{Reference Type}: Case Reports
{Title}: Palmoplantar keratoderma, oral involvement, and homozygous CTSC mutation in two brothers from Cambodia.
{Author}: Wei H;Wee LWY;Born B;Seang S;Koh MJA;Yee R;Lin G;Rafi'ee K;Mey S;Tan EC;
{Journal}: Am J Med Genet A
{Volume}: 182
{Issue}: 2
{Year}: 02 2020
{Factor}: 2.578
{DOI}: 10.1002/ajmg.a.61447
{Abstract}: Haim-Munk syndrome (HMS) and Papillon-Lefevre syndrome (PLS) are phenotypic variants of palmoplantar keratoderma (PPK) with progressive early-onset periodontitis and dental caries. HMS and PLS have been associated with homozygous or compound heterozygous mutations in the lysosomal protease gene Cathepsin C (CTSC).
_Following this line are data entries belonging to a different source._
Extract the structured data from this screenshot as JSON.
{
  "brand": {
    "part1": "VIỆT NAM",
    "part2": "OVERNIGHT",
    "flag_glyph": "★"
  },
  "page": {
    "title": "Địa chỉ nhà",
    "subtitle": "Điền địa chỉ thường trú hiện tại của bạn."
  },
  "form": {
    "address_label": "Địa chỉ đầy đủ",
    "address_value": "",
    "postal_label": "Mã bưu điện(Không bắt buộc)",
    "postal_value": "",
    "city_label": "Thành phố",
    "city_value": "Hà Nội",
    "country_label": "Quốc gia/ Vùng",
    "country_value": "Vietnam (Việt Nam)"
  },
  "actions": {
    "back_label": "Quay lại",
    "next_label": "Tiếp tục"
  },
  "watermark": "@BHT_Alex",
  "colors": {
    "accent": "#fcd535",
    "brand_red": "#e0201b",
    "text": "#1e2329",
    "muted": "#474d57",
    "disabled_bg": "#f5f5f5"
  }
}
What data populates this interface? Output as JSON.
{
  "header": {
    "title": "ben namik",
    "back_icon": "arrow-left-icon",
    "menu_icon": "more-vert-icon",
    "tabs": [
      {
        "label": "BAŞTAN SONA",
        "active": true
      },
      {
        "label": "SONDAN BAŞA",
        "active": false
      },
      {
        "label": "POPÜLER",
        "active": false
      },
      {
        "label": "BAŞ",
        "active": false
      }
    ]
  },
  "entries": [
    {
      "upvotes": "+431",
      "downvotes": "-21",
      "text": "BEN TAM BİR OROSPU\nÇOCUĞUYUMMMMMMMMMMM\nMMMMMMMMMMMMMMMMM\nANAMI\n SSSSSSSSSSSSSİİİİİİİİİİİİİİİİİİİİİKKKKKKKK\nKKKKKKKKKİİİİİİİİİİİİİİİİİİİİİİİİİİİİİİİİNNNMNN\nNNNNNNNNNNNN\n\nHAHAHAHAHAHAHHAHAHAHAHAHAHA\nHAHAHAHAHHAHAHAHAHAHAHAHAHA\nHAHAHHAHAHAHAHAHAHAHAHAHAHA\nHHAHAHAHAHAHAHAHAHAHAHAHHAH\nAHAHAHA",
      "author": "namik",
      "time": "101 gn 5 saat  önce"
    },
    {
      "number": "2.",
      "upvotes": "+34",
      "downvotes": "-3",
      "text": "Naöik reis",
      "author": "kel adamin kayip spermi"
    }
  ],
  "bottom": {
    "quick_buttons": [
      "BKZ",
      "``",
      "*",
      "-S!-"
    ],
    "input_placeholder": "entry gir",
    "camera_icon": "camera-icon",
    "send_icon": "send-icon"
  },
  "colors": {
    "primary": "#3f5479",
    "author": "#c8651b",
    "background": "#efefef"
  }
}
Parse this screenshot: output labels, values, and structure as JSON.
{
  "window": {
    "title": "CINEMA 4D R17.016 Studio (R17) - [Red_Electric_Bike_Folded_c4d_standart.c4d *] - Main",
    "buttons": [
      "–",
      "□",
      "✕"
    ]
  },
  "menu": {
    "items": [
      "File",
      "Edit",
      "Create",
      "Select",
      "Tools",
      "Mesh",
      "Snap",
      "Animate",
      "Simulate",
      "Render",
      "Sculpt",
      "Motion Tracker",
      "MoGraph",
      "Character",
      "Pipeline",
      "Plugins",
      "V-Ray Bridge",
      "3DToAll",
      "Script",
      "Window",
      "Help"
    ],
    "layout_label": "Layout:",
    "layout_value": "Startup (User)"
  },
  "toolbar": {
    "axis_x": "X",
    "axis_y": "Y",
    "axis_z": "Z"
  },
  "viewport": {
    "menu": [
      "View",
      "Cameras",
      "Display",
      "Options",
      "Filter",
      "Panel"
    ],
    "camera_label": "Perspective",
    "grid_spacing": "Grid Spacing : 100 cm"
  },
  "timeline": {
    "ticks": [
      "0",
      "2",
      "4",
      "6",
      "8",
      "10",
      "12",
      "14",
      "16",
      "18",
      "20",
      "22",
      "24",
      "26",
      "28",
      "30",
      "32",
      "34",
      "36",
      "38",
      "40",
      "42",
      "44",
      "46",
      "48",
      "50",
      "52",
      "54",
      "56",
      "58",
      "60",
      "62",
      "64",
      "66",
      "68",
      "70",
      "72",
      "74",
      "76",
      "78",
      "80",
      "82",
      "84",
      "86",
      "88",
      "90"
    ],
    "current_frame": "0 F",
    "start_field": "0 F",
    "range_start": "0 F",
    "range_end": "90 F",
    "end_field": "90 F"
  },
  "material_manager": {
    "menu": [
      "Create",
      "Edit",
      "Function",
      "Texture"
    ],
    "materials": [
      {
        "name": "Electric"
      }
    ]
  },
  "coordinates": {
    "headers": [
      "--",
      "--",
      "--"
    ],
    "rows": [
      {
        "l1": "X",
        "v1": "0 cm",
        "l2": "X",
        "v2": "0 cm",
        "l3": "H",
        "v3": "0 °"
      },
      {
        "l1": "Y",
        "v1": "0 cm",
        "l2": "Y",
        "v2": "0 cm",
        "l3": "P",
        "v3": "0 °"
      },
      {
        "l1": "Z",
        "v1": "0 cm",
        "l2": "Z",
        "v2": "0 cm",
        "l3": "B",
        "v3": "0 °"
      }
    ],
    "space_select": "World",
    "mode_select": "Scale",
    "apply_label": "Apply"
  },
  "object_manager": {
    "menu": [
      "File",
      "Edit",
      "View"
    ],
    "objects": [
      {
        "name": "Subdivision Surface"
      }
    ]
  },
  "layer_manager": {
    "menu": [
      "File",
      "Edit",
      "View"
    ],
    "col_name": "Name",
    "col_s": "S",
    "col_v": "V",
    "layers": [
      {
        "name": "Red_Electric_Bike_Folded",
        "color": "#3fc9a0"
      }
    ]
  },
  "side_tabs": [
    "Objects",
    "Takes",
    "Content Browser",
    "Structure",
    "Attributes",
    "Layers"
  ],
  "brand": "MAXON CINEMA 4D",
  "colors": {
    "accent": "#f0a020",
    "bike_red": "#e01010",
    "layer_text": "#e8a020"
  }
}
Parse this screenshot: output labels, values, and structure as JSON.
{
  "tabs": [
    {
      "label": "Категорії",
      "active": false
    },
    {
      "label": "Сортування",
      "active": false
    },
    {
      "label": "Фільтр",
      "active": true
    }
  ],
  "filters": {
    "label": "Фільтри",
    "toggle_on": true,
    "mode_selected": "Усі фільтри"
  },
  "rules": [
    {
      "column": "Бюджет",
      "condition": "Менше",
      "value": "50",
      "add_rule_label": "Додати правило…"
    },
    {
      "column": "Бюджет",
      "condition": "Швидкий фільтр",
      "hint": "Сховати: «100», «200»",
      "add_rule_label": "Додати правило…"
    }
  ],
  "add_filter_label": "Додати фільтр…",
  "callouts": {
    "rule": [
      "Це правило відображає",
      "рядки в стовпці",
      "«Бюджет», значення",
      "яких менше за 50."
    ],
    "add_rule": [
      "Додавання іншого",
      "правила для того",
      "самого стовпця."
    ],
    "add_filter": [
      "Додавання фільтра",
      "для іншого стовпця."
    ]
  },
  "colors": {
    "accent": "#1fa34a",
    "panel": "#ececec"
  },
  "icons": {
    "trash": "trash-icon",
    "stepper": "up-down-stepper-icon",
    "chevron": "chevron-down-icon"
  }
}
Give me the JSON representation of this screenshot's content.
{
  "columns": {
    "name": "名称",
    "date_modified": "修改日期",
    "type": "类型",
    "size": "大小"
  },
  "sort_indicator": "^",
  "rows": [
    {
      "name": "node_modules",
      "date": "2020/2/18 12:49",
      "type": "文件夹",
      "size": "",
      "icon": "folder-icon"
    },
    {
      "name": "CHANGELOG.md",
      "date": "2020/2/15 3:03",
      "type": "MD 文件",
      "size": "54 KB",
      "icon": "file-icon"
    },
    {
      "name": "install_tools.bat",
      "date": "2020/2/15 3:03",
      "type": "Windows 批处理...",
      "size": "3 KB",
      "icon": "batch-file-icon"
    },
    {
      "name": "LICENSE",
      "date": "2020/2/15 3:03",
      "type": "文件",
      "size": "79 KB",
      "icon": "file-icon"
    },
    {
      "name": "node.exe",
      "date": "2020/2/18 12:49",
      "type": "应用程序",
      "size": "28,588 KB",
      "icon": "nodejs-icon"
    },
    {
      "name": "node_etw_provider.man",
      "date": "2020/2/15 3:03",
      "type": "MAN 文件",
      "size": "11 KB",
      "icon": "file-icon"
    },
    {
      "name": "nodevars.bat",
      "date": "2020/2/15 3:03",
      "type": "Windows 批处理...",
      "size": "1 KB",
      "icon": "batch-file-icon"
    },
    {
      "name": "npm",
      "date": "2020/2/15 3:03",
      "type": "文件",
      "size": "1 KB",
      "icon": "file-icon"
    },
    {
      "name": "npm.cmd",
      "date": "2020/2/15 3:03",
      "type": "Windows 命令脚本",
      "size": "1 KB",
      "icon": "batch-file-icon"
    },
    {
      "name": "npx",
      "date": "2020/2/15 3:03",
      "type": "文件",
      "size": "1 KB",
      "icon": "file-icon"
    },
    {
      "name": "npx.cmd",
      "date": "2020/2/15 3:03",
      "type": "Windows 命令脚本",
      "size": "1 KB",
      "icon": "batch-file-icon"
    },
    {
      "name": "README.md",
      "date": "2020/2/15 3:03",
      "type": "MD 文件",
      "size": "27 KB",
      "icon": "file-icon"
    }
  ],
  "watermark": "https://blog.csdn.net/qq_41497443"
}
There have been only a few documented cases of CTSC mutations in patients from South-East Asia. We report the clinical findings of two Cambodian brothers who presented with diffuse, demarcated PPK with transgrediens extending to the elbows and knees, as well as pachyonychia and dental caries. Arachnodactyly and periodontitis were also found in the older brother. Next-generation sequencing unveiled a homozygous missense variant in CTSC (NM_001814.5: c.1337AC: p.(Asp446Ala)) in both brothers. Both parents were heterozygous for the variant, while an unaffected older brother was homozygous for the wild-type allele. Our study adds to the spectrum of mutations and associated clinical presentations for this rare genodermatosis.